Nenhum jogo nos playoffs da Stanley Cup da NHL terminou com um gol de pênalti na prorrogação, e Jordan Martinook, da Carolina, não estava ansioso para fazer história.
Ele e os Hurricanes pensaram que tinham vencido o jogo 2 da série da primeira rodada contra o Ottawa quando o companheiro de equipe Mark Jankowski marcou, mas um desafio iniciado pela liga determinou que a jogada estava impedida, tirou o gol do tabuleiro e voltou o relógio. No turno seguinte, Martinook foi fisgado pelo atacante Warren Foegele dos Senators em uma fuga e recebeu um pênalti.

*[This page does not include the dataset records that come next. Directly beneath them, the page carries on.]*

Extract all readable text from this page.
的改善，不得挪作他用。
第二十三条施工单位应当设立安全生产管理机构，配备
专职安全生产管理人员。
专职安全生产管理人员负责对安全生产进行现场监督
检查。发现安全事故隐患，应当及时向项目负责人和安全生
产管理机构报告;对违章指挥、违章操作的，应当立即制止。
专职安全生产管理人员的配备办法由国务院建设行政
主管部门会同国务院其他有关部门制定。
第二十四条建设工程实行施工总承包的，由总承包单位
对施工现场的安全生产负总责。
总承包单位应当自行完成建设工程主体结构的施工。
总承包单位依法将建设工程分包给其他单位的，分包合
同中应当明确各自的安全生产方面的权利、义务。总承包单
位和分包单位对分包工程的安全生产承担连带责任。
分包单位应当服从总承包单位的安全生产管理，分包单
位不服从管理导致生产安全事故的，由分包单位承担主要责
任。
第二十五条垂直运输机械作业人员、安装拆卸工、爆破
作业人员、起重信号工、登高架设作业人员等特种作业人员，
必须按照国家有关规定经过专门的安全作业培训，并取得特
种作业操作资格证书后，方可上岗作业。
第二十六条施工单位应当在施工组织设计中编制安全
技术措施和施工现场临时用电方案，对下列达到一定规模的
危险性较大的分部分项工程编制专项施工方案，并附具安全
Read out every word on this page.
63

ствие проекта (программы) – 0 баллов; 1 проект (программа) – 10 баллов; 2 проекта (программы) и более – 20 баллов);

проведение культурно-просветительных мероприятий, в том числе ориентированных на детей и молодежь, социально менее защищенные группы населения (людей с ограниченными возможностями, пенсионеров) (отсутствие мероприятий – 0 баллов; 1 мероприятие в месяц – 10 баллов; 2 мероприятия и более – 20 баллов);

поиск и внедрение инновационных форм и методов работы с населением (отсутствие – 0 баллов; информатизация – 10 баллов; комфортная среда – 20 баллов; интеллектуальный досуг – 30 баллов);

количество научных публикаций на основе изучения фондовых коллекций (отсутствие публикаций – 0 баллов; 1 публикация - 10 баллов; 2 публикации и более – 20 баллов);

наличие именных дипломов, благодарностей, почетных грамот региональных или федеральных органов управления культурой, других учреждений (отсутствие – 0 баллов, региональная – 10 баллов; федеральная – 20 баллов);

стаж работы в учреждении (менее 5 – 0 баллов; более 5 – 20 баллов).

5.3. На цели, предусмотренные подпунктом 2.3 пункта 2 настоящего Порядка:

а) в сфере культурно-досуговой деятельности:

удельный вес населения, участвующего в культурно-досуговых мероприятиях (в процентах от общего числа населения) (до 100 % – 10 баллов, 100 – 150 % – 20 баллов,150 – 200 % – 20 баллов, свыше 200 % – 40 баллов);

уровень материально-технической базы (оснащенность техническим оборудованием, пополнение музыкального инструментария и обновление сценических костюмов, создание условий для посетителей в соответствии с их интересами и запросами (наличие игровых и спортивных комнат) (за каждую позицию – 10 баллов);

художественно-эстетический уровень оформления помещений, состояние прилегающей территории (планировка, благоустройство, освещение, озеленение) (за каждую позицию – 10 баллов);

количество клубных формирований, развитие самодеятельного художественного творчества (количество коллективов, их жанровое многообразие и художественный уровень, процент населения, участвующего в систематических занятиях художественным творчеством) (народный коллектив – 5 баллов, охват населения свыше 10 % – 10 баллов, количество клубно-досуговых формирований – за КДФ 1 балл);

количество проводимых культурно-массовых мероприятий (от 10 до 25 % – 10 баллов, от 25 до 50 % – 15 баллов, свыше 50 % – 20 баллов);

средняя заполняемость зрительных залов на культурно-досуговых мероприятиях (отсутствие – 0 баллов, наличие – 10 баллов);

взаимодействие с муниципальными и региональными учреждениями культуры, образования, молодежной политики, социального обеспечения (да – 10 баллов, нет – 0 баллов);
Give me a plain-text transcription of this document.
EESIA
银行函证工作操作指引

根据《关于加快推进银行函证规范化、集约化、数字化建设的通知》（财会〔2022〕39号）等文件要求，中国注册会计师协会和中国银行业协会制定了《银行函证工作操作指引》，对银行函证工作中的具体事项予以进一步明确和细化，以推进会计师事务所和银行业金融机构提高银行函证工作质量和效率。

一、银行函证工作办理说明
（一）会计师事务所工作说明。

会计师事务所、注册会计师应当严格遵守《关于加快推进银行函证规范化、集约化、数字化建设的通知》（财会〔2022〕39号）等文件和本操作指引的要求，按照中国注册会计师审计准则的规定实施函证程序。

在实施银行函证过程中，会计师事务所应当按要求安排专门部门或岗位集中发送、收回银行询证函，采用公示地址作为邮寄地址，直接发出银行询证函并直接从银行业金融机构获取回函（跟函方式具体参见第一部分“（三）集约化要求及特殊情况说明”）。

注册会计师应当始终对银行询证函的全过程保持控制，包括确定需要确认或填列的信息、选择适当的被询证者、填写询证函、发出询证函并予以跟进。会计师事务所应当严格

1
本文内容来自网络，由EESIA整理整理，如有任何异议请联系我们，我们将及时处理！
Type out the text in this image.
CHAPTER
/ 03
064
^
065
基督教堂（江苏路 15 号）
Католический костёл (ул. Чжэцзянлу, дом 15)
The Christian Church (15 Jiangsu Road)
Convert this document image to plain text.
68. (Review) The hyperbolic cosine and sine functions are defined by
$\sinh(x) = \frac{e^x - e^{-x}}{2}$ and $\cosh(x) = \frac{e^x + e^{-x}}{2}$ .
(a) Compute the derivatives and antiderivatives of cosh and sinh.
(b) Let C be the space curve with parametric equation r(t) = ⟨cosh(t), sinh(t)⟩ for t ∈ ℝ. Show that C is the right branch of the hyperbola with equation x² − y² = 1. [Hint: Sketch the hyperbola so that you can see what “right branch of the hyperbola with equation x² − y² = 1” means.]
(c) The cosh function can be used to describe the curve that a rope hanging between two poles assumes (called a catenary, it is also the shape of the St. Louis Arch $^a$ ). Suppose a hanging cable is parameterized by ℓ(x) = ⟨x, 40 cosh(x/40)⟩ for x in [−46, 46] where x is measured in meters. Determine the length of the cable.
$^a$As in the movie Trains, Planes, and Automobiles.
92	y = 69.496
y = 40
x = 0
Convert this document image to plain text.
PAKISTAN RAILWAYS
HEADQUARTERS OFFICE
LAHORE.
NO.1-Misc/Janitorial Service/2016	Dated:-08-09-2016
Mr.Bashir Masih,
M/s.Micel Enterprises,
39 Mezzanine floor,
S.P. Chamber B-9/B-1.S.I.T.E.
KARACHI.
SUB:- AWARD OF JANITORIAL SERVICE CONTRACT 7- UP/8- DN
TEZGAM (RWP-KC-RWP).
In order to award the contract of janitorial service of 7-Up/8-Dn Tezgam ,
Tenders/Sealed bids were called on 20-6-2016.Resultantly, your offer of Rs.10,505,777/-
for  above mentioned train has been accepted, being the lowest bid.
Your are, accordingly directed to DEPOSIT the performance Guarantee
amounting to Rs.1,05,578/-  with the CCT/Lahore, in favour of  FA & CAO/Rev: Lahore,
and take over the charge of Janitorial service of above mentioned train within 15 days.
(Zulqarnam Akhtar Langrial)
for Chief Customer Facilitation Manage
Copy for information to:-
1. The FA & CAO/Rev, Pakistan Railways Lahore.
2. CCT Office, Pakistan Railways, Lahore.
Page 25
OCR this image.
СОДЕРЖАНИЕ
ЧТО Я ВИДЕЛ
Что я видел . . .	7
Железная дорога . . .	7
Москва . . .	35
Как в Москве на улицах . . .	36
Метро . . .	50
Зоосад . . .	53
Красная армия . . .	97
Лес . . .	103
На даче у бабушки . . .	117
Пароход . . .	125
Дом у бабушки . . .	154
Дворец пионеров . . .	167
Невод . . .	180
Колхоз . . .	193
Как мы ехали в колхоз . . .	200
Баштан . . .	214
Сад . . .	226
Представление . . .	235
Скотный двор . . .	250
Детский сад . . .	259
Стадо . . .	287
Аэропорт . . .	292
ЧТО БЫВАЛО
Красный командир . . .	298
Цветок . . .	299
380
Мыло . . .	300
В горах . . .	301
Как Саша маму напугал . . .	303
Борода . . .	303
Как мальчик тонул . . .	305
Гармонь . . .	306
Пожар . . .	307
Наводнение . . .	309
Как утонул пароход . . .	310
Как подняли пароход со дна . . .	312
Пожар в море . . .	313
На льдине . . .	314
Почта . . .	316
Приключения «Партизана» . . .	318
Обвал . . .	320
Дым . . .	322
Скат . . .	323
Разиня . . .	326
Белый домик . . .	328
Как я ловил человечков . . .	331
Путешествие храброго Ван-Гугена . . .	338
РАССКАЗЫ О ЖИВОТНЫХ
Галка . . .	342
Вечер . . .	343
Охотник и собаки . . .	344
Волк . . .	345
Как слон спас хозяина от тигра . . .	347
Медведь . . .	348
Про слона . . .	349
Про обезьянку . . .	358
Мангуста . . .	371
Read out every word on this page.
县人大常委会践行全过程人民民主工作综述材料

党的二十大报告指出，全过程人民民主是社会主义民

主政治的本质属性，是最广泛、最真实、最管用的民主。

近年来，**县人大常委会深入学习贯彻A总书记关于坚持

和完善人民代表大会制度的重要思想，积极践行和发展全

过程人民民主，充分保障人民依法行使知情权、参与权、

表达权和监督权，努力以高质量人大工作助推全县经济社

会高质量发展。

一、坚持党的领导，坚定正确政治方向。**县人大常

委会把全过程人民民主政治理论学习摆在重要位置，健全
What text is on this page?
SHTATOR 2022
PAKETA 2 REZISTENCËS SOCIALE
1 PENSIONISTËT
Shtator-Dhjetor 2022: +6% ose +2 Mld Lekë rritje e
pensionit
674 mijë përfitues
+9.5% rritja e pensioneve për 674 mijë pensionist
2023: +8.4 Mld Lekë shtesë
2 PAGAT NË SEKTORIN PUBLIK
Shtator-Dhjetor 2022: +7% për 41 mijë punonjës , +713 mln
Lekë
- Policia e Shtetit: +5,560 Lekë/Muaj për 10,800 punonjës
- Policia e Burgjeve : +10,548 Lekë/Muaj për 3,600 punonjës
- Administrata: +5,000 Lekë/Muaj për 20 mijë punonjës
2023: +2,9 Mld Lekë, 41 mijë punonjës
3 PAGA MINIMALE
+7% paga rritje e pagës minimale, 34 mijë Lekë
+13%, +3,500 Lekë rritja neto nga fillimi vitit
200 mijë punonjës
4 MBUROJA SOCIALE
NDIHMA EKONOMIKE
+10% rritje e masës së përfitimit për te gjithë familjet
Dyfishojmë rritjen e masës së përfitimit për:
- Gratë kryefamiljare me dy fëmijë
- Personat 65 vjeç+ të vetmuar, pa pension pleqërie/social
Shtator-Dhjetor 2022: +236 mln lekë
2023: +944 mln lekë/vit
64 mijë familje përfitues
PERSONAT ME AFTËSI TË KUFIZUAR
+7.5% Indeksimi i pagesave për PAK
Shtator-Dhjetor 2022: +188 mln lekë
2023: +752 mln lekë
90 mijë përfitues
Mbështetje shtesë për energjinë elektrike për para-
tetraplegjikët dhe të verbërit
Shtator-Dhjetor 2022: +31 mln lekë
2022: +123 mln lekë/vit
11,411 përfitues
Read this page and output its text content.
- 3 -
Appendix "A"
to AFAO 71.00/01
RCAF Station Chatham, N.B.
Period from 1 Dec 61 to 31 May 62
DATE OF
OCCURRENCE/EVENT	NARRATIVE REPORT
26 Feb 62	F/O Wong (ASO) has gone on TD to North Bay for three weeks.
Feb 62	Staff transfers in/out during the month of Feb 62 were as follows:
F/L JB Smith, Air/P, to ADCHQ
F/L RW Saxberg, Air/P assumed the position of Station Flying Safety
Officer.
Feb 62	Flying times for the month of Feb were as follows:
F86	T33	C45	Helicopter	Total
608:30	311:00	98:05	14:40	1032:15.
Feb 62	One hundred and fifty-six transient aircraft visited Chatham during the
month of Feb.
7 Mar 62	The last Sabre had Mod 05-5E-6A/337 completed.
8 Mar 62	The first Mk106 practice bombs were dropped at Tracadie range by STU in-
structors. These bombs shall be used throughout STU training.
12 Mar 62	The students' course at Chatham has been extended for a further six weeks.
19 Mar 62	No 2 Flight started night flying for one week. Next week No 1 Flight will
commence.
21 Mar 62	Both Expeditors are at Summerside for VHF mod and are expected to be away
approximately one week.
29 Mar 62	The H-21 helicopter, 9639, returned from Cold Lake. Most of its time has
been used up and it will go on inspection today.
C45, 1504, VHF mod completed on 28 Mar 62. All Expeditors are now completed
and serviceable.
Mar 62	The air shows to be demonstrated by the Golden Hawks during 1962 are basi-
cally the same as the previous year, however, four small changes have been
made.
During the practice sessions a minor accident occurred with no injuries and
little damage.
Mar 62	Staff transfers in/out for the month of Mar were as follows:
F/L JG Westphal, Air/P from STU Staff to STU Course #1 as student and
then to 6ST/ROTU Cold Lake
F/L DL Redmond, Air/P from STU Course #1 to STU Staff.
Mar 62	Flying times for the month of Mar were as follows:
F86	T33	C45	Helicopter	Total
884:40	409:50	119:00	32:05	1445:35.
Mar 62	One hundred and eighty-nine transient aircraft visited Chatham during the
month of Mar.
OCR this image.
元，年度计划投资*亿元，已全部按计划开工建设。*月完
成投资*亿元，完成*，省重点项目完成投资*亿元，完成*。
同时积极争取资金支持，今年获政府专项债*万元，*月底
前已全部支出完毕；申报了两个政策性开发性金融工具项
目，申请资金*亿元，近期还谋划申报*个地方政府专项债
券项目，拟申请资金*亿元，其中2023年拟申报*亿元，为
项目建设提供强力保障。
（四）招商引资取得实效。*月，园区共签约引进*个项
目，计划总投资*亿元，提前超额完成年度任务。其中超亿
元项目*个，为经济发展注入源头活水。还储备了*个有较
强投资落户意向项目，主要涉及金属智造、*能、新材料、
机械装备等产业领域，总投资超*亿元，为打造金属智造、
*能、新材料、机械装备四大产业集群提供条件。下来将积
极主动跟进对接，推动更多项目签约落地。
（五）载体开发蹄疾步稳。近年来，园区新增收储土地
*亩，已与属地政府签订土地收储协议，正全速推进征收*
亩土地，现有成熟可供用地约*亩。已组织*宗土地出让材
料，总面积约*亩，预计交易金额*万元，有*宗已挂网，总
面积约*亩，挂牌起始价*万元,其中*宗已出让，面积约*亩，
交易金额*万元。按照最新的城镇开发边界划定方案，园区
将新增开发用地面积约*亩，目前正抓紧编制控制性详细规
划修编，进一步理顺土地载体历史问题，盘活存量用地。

“Eu estava tentando dizer (ao árbitro) que precisávamos do energy play, não do pênalti”, disse Martinook. Ele foi desviado por Linus Ullmark e marcou o gol da vitória na prorrogação dupla.
Nos jogos de quinta-feira à noite, já houve quatro pênaltis nesses playoffs – mais em 21 jogos do que o valor combinado dos três anos anteriores, incluindo zero em 2025 – e os goleiros salvaram todos os quatro.
Mais dois pênaltis empatariam o recorde de maior número em uma única pós-temporada. Não parece haver uma razão para o aumento no número de árbitros pedindo pênaltis em vez de jogadas poderosas, mas não há dúvida de que isso adicionou entretenimento raro e imperdível a um primeiro spherical atraente.
“Tudo é muito circunstancial”, disse o goleiro do Buffalo, Alex Lyon, após negar o gol a Viktor Arvidsson, do Boston, no jogo 3, na noite de quinta-feira. Ele não tem certeza se prefere enfrentar o confronto um contra um ou sofrer um pênalti de dois minutos.
“Para ser honesto com você, todos os jogadores desta liga têm a capacidade de marcar nos pênaltis”, disse Lyon. “Então, sim, acho que é apenas mais circunstancial, mas não tenho uma resposta definitiva de uma forma ou de outra.”
Lyon parou Arvidsson, Ullmark parou Martinook, Owen Tippett, da Filadélfia, errou a rede contra Stuart Skinner, do Pittsburgh, e Scott Wedgewood, do Colorado, fez uma defesa tão marcante sobre Quinton Byfield, de Los Angeles, que torcedores exultantes em Denver quebraram o vidro atrás do banco dos Kings.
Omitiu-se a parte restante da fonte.